AHMEDABAD, India (AFP) - A state in western India said Friday (April 29) it will reserve 10 per cent of government jobs and university spots for people whose income falls below a certain threshold after deadly caste protests last year.
India sets aside a proportion of official positions and post-secondary places for its lower castes to try to counter historic discrimination, but that has caused deep resentment among other communities, who say it freezes them out.
At least 10 people were killed when thousands of Patidars, a relatively well-off caste of farmers and traders, took to the streets in the western state of Gujarat to demand they be included in those quotas.
They argue that they are struggling to compete with lower castes who are given preferential access to government jobs.

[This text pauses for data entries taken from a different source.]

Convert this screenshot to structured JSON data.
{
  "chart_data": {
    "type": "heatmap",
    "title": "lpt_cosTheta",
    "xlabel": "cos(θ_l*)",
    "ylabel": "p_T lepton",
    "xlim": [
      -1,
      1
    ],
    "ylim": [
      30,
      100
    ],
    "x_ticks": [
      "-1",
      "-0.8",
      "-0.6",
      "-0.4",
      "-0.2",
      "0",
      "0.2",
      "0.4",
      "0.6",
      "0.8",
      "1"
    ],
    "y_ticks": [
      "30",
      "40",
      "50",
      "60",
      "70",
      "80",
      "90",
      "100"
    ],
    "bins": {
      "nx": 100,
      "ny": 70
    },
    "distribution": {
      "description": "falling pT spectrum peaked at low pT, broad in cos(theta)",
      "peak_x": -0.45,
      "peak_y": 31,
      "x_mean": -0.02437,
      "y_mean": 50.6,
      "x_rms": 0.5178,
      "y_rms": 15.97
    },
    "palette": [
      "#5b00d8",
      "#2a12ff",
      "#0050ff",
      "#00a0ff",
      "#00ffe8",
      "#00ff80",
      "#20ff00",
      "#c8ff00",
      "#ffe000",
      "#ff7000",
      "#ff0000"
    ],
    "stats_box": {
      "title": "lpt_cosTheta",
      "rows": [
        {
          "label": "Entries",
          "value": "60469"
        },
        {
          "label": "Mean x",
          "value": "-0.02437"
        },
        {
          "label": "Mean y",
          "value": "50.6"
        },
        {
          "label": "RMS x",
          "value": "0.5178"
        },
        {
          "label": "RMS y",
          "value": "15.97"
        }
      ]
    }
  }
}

Chief minister of Gujarat state Anandiben Patel said Friday a new quota system would be set up to cover those with a household income lower than 600,000 rupees (S$12,153) a year, regardless of their caste.
"People from general category having annual income limit of Rs 6 lakh (600,000) will get 10% EBC reservation in education institutions & government jobs," tweeted Patel, referring to the category of Economically Backward Class.
However the Patidars, who waged fresh protests in Gujarat earlier this month, say they should be included in the Other Backward Castes (OBC) category, whose members have their own, more generous quotas.
Community leader Lalit Vasoya accused the Gujarat government of a "political move" to end the divisive protests ahead of elections for the state assembly next year.
"Our demand for inclusion under OBC will remain as it is. We do not accept this decision of the government," Vasoya said.
Gujarat, the birthplace of Indian Prime Minister Narendra Modi, is one of India's most prosperous states, but still suffers from high levels of youth unemployment in its rural areas.
Modi's Bharatiya Janata Party rules in Gujarat, but has performed poorly in a number of recent elections in other states.
Similar caste protests have been held elsewhere in India.
Earlier this year around a dozen people were killed in the northern state of Haryana when members of the Jat caste waged violent protests to demand similar quotas.
Thousands of troops had to be deployed before the violence could be brought under control.